Beauty & the Geek, which pairs “gorgeous but academically impaired women with eight brilliant but socially challenged men,” reminds RedKudu of teaching. In one episode, a Beauty can’t figure out the Dewey Decimal System and simply gives up. She knows the show is set up to display her stupidity, so why try to be smart? RedKudu is reminded of students who shut down when the work is frustrating.

I wonder, IF they choose to perceive the material and the class as intended to make them feel stupid (or if they come into it perceiving themselves as stupid), what incentive is there for them to try harder? If no one but me is interested in their achievement (because these are kids whose parents are non-responsive), and I’m the person responsible for the content which discourages them, what role might I play in getting them back without catering to their minimal work habits and apathy?

. . . I’m just wondering if there’s a point at which some…something…could be inserted into the cycle between shut-down and melt-down. Something other than the procedures put in place by the school to catch these kids which so often don’t really catch them, but rather juggle them between promised leniency, outright bribery, and an unspoken agreement to let them slip through the cracks so that they need not trouble us further with their profound inadequacies which have built up over the years — delivered wholesale by the very system claiming to be the preparatory experience for their future lives.

That’s why they call it a reality show.

About Joanne


  1. When you have an object that’s just coasting along, is there any real surprise when that object derails at the first bump?The trick is to remember to teach children that hard is normal, that it’s not personal. When they first learned to walk, it was hard, but then it got easy. When they first learned to tie their shoes, it was hard but got easy. I’ve got kids. They don’t know to make the connection themselves. They think “hard” is a permanent state of being unless you explicitly tell them otherwise. Over and over again. With examples. You have to make it normal for them that school starts out hard, gets easier as you practice, then a new grade comes and it’s hard again. That “hard again” should not be coming as a surprise. It should be a challenge the student has been prepared to expect and conquer.

  2. I just had a child, and I now hang out with other people that have infants and toddlers. The tendency or inclination to give up when frustrated or to scream and be feisty is already present in the infants I see. Some literally hang their head in their hands.
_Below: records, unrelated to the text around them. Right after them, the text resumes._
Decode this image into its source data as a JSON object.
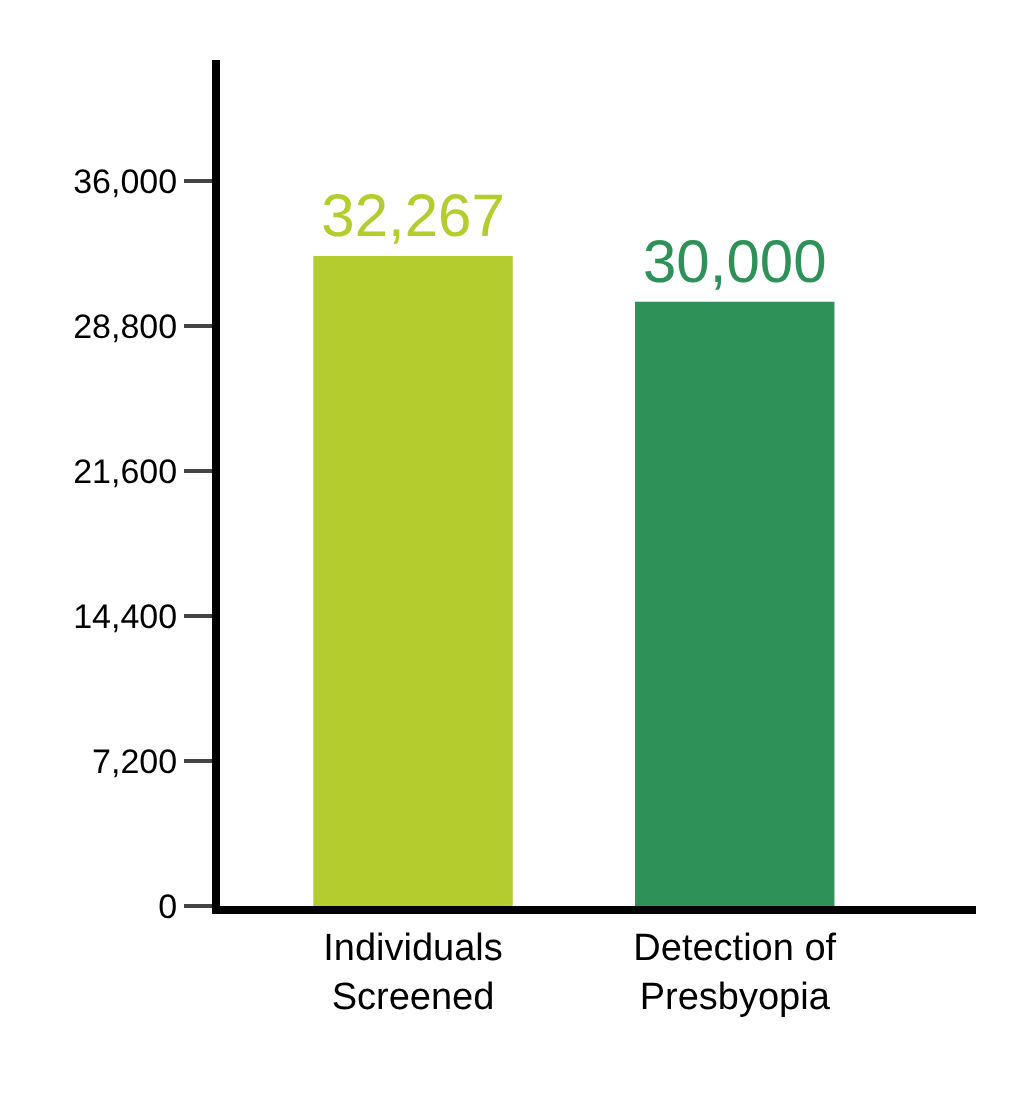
{
  "chart_data": {
    "type": "bar",
    "categories": [
      "Individuals Screened",
      "Detection of Presbyopia"
    ],
    "values": [
      32267,
      30000
    ],
    "colors": [
      "#b5cc2e",
      "#2e9158"
    ],
    "value_labels": [
      "32,267",
      "30,000"
    ],
    "ylim": [
      0,
      42000
    ],
    "yticks": [
      0,
      {
        "value": 7200,
        "label": "7,200"
      },
      {
        "value": 14400,
        "label": "14,400"
      },
      {
        "value": 21600,
        "label": "21,600"
      },
      {
        "value": 28800,
        "label": "28,800"
      },
      {
        "value": 36000,
        "label": "36,000"
      }
    ],
    "legend": false
  }
}
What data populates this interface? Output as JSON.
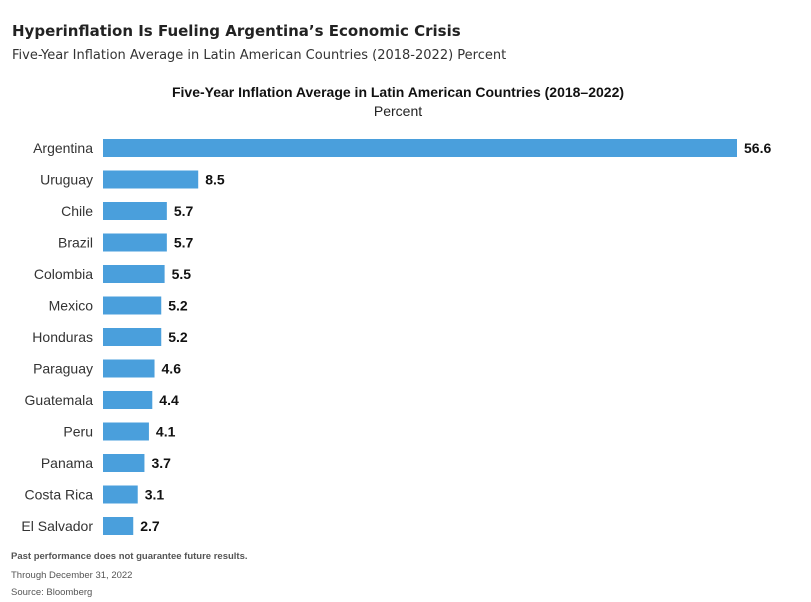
{
  "header": {
    "title": "Hyperinflation Is Fueling Argentina’s Economic Crisis",
    "subtitle": "Five-Year Inflation Average in Latin American Countries (2018-2022) Percent"
  },
  "chart_data": {
    "type": "bar",
    "orientation": "horizontal",
    "title": "Five-Year Inflation Average in Latin American Countries (2018–2022)",
    "subtitle": "Percent",
    "categories": [
      "Argentina",
      "Uruguay",
      "Chile",
      "Brazil",
      "Colombia",
      "Mexico",
      "Honduras",
      "Paraguay",
      "Guatemala",
      "Peru",
      "Panama",
      "Costa Rica",
      "El Salvador"
    ],
    "values": [
      56.6,
      8.5,
      5.7,
      5.7,
      5.5,
      5.2,
      5.2,
      4.6,
      4.4,
      4.1,
      3.7,
      3.1,
      2.7
    ],
    "value_labels": [
      "56.6",
      "8.5",
      "5.7",
      "5.7",
      "5.5",
      "5.2",
      "5.2",
      "4.6",
      "4.4",
      "4.1",
      "3.7",
      "3.1",
      "2.7"
    ],
    "xlim": [
      0,
      56.6
    ],
    "grid": false,
    "legend": "none",
    "bar_color": "#4a9fdc"
  },
  "footer": {
    "disclaimer": "Past performance does not guarantee future results.",
    "date_note": "Through December 31, 2022",
    "source": "Source: Bloomberg"
  }
}
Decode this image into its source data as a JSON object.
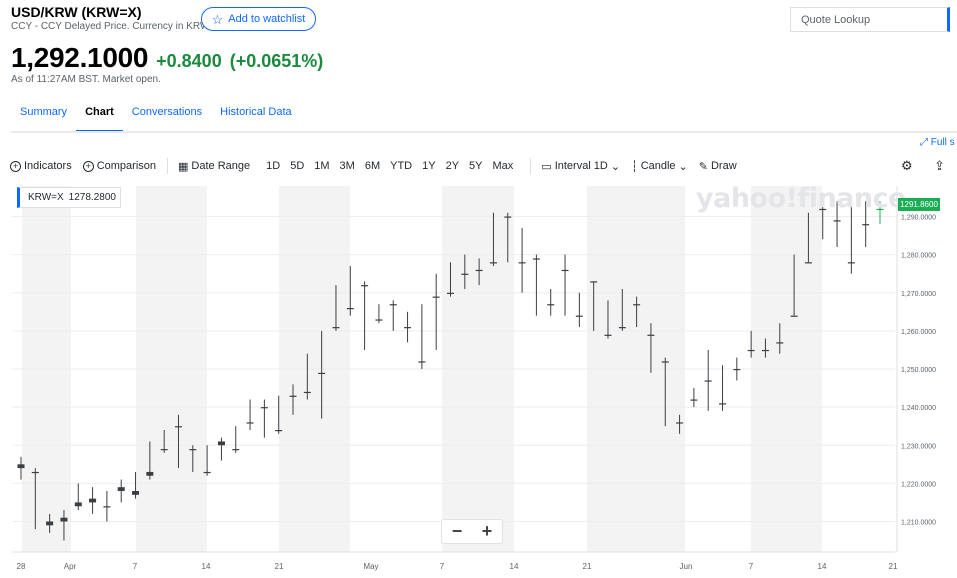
{
  "header": {
    "title": "USD/KRW (KRW=X)",
    "subtitle": "CCY - CCY Delayed Price. Currency in KRW",
    "watchlist_label": "Add to watchlist",
    "search_placeholder": "Quote Lookup"
  },
  "quote": {
    "price": "1,292.1000",
    "change": "+0.8400",
    "change_pct": "(+0.0651%)",
    "as_of": "As of 11:27AM BST. Market open."
  },
  "tabs": [
    {
      "label": "Summary",
      "active": false
    },
    {
      "label": "Chart",
      "active": true
    },
    {
      "label": "Conversations",
      "active": false
    },
    {
      "label": "Historical Data",
      "active": false
    }
  ],
  "fullscreen_label": "Full s",
  "toolbar": {
    "indicators": "Indicators",
    "comparison": "Comparison",
    "date_range": "Date Range",
    "ranges": [
      "1D",
      "5D",
      "1M",
      "3M",
      "6M",
      "YTD",
      "1Y",
      "2Y",
      "5Y",
      "Max"
    ],
    "interval_label": "Interval",
    "interval_value": "1D",
    "candle": "Candle",
    "draw": "Draw"
  },
  "colors": {
    "accent": "#0f69ff",
    "positive": "#1a8a3d",
    "last_price_badge": "#1aae54"
  },
  "chart_data": {
    "type": "candlestick",
    "legend_symbol": "KRW=X",
    "legend_value": "1278.2800",
    "watermark": "yahoo!finance",
    "last_price": "1291.8600",
    "ylim": [
      1202,
      1298
    ],
    "y_ticks": [
      "1,210.0000",
      "1,220.0000",
      "1,230.0000",
      "1,240.0000",
      "1,250.0000",
      "1,260.0000",
      "1,270.0000",
      "1,280.0000",
      "1,290.0000"
    ],
    "x_ticks": [
      "28",
      "Apr",
      "7",
      "14",
      "21",
      "May",
      "7",
      "14",
      "21",
      "Jun",
      "7",
      "14",
      "21"
    ],
    "candles": [
      {
        "o": 1225,
        "h": 1227,
        "l": 1221,
        "c": 1224
      },
      {
        "o": 1223,
        "h": 1224,
        "l": 1208,
        "c": 1223
      },
      {
        "o": 1209,
        "h": 1212,
        "l": 1207,
        "c": 1210
      },
      {
        "o": 1210,
        "h": 1213,
        "l": 1205,
        "c": 1211
      },
      {
        "o": 1214,
        "h": 1220,
        "l": 1213,
        "c": 1215
      },
      {
        "o": 1215,
        "h": 1219,
        "l": 1212,
        "c": 1216
      },
      {
        "o": 1214,
        "h": 1218,
        "l": 1210,
        "c": 1214
      },
      {
        "o": 1218,
        "h": 1221,
        "l": 1215,
        "c": 1219
      },
      {
        "o": 1217,
        "h": 1223,
        "l": 1216,
        "c": 1218
      },
      {
        "o": 1222,
        "h": 1231,
        "l": 1221,
        "c": 1223
      },
      {
        "o": 1229,
        "h": 1234,
        "l": 1228,
        "c": 1229
      },
      {
        "o": 1235,
        "h": 1238,
        "l": 1224,
        "c": 1235
      },
      {
        "o": 1229,
        "h": 1230,
        "l": 1223,
        "c": 1229
      },
      {
        "o": 1223,
        "h": 1230,
        "l": 1222,
        "c": 1223
      },
      {
        "o": 1230,
        "h": 1232,
        "l": 1226,
        "c": 1231
      },
      {
        "o": 1229,
        "h": 1235,
        "l": 1228,
        "c": 1229
      },
      {
        "o": 1236,
        "h": 1242,
        "l": 1234,
        "c": 1236
      },
      {
        "o": 1240,
        "h": 1242,
        "l": 1232,
        "c": 1240
      },
      {
        "o": 1234,
        "h": 1243,
        "l": 1233,
        "c": 1234
      },
      {
        "o": 1243,
        "h": 1246,
        "l": 1238,
        "c": 1243
      },
      {
        "o": 1244,
        "h": 1254,
        "l": 1242,
        "c": 1244
      },
      {
        "o": 1249,
        "h": 1260,
        "l": 1237,
        "c": 1249
      },
      {
        "o": 1261,
        "h": 1272,
        "l": 1260,
        "c": 1261
      },
      {
        "o": 1266,
        "h": 1277,
        "l": 1264,
        "c": 1266
      },
      {
        "o": 1272,
        "h": 1273,
        "l": 1255,
        "c": 1272
      },
      {
        "o": 1263,
        "h": 1267,
        "l": 1262,
        "c": 1263
      },
      {
        "o": 1267,
        "h": 1268,
        "l": 1260,
        "c": 1267
      },
      {
        "o": 1261,
        "h": 1265,
        "l": 1257,
        "c": 1261
      },
      {
        "o": 1252,
        "h": 1267,
        "l": 1250,
        "c": 1252
      },
      {
        "o": 1269,
        "h": 1275,
        "l": 1255,
        "c": 1269
      },
      {
        "o": 1270,
        "h": 1278,
        "l": 1269,
        "c": 1270
      },
      {
        "o": 1275,
        "h": 1280,
        "l": 1271,
        "c": 1275
      },
      {
        "o": 1276,
        "h": 1279,
        "l": 1272,
        "c": 1276
      },
      {
        "o": 1278,
        "h": 1291,
        "l": 1277,
        "c": 1278
      },
      {
        "o": 1290,
        "h": 1291,
        "l": 1278,
        "c": 1290
      },
      {
        "o": 1278,
        "h": 1287,
        "l": 1270,
        "c": 1278
      },
      {
        "o": 1279,
        "h": 1280,
        "l": 1264,
        "c": 1279
      },
      {
        "o": 1267,
        "h": 1271,
        "l": 1264,
        "c": 1267
      },
      {
        "o": 1276,
        "h": 1280,
        "l": 1264,
        "c": 1276
      },
      {
        "o": 1264,
        "h": 1270,
        "l": 1261,
        "c": 1264
      },
      {
        "o": 1273,
        "h": 1273,
        "l": 1260,
        "c": 1273
      },
      {
        "o": 1259,
        "h": 1268,
        "l": 1258,
        "c": 1259
      },
      {
        "o": 1261,
        "h": 1271,
        "l": 1260,
        "c": 1261
      },
      {
        "o": 1267,
        "h": 1269,
        "l": 1261,
        "c": 1267
      },
      {
        "o": 1259,
        "h": 1262,
        "l": 1249,
        "c": 1259
      },
      {
        "o": 1252,
        "h": 1253,
        "l": 1235,
        "c": 1252
      },
      {
        "o": 1236,
        "h": 1238,
        "l": 1233,
        "c": 1236
      },
      {
        "o": 1242,
        "h": 1245,
        "l": 1240,
        "c": 1242
      },
      {
        "o": 1247,
        "h": 1255,
        "l": 1239,
        "c": 1247
      },
      {
        "o": 1241,
        "h": 1251,
        "l": 1239,
        "c": 1241
      },
      {
        "o": 1250,
        "h": 1253,
        "l": 1247,
        "c": 1250
      },
      {
        "o": 1255,
        "h": 1260,
        "l": 1253,
        "c": 1255
      },
      {
        "o": 1255,
        "h": 1258,
        "l": 1253,
        "c": 1255
      },
      {
        "o": 1257,
        "h": 1262,
        "l": 1254,
        "c": 1257
      },
      {
        "o": 1264,
        "h": 1280,
        "l": 1264,
        "c": 1264
      },
      {
        "o": 1278,
        "h": 1291,
        "l": 1278,
        "c": 1278
      },
      {
        "o": 1292,
        "h": 1294,
        "l": 1284,
        "c": 1292
      },
      {
        "o": 1289,
        "h": 1294,
        "l": 1282,
        "c": 1289
      },
      {
        "o": 1278,
        "h": 1295,
        "l": 1275,
        "c": 1278
      },
      {
        "o": 1288,
        "h": 1294,
        "l": 1282,
        "c": 1288
      },
      {
        "o": 1292,
        "h": 1294,
        "l": 1288,
        "c": 1292
      }
    ]
  }
}
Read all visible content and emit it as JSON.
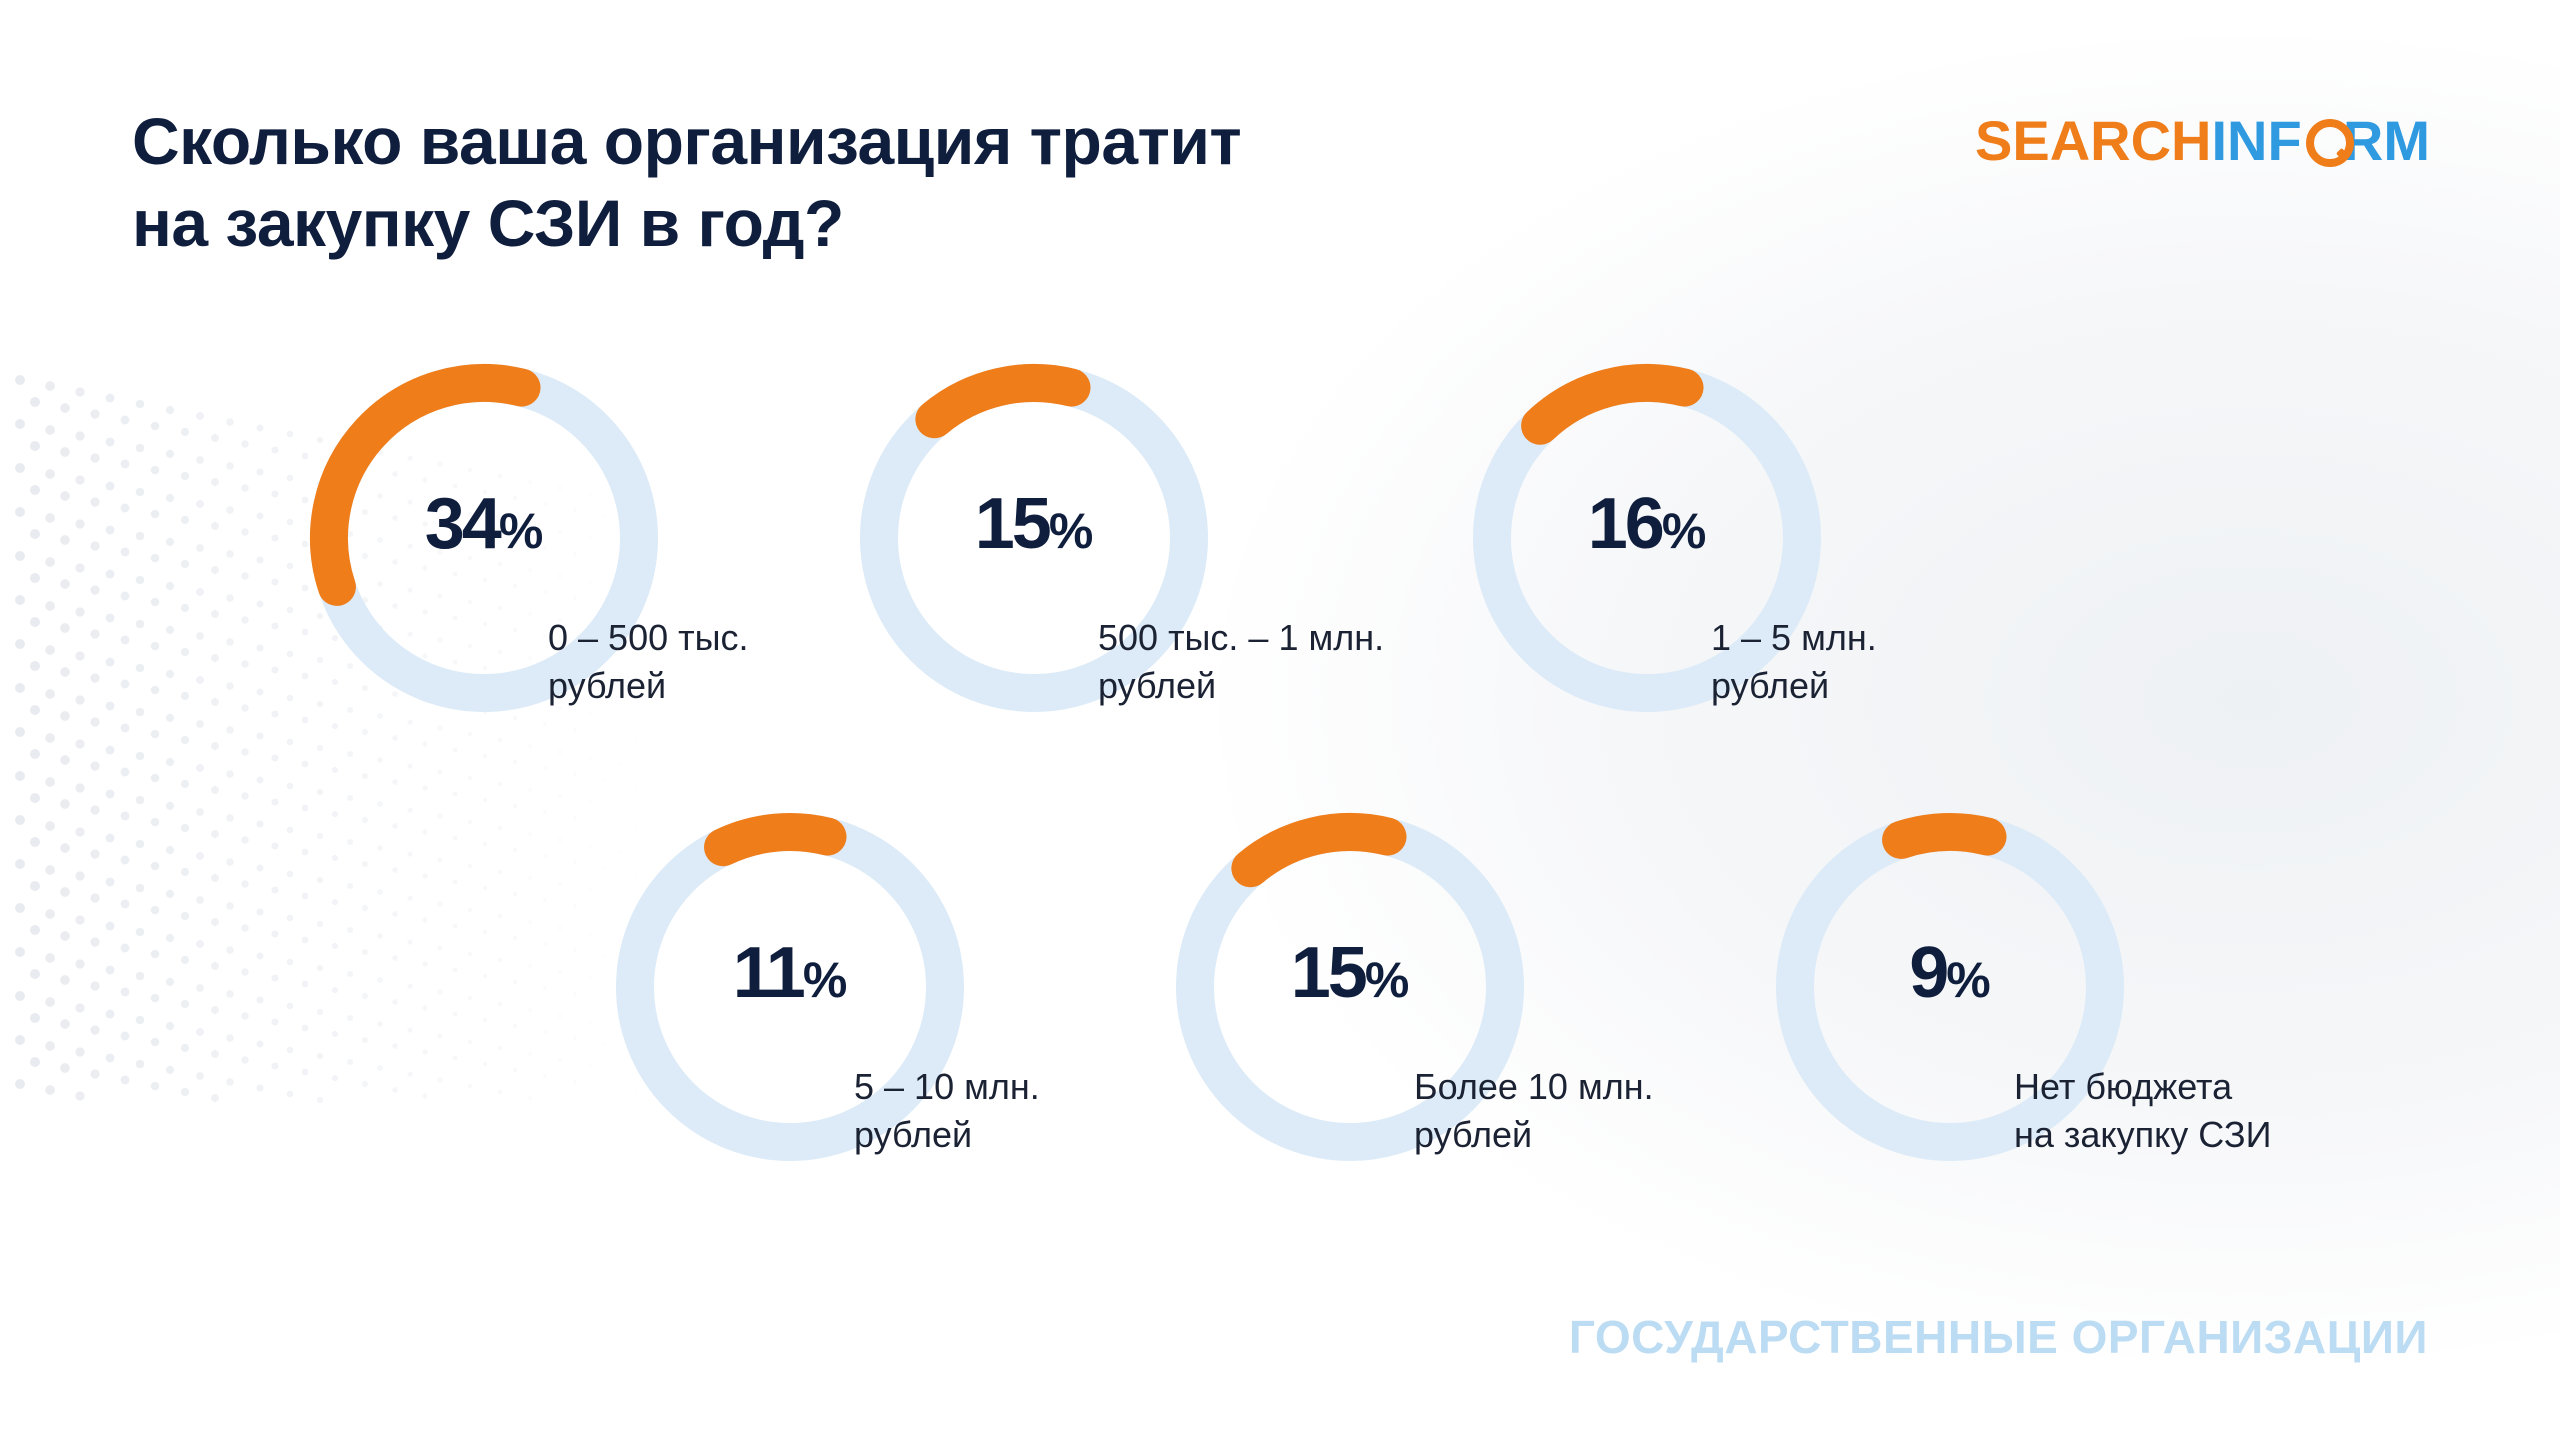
{
  "title": {
    "line1": "Сколько ваша организация тратит",
    "line2": "на закупку СЗИ в год?"
  },
  "logo": {
    "part1": "SEARCH",
    "part2": "INF",
    "part3": "RM"
  },
  "footer": "ГОСУДАРСТВЕННЫЕ ОРГАНИЗАЦИИ",
  "colors": {
    "accent": "#ef7d1a",
    "track": "#dcebf7",
    "text_dark": "#0f1e3d",
    "footer": "#bcdcf3"
  },
  "chart_data": {
    "type": "pie",
    "series": [
      {
        "value": 34,
        "percent_label": "34",
        "label_line1": "0 – 500 тыс.",
        "label_line2": "рублей"
      },
      {
        "value": 15,
        "percent_label": "15",
        "label_line1": "500 тыс. – 1 млн.",
        "label_line2": "рублей"
      },
      {
        "value": 16,
        "percent_label": "16",
        "label_line1": "1 – 5 млн.",
        "label_line2": "рублей"
      },
      {
        "value": 11,
        "percent_label": "11",
        "label_line1": "5 – 10 млн.",
        "label_line2": "рублей"
      },
      {
        "value": 15,
        "percent_label": "15",
        "label_line1": "Более 10 млн.",
        "label_line2": "рублей"
      },
      {
        "value": 9,
        "percent_label": "9",
        "label_line1": "Нет бюджета",
        "label_line2": "на закупку СЗИ"
      }
    ],
    "percent_sign": "%"
  }
}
Others seize on and scream but pull until success. Others fail to notice the bruises they’ve inflicted while attempting something.

    if a child makes it to age 8, and you are merely the teacher for 6 hours a day, do you really think you’ve got any influence over how they approach adversity? They’ve had these experience and responses since infancy. whether it was parents/nature/nurture that created how they handle it, it is already in the cement. the best you can do is think through how to minimize pain for those who are risk adverse.

    John Holt knew this. read Why Children Fail.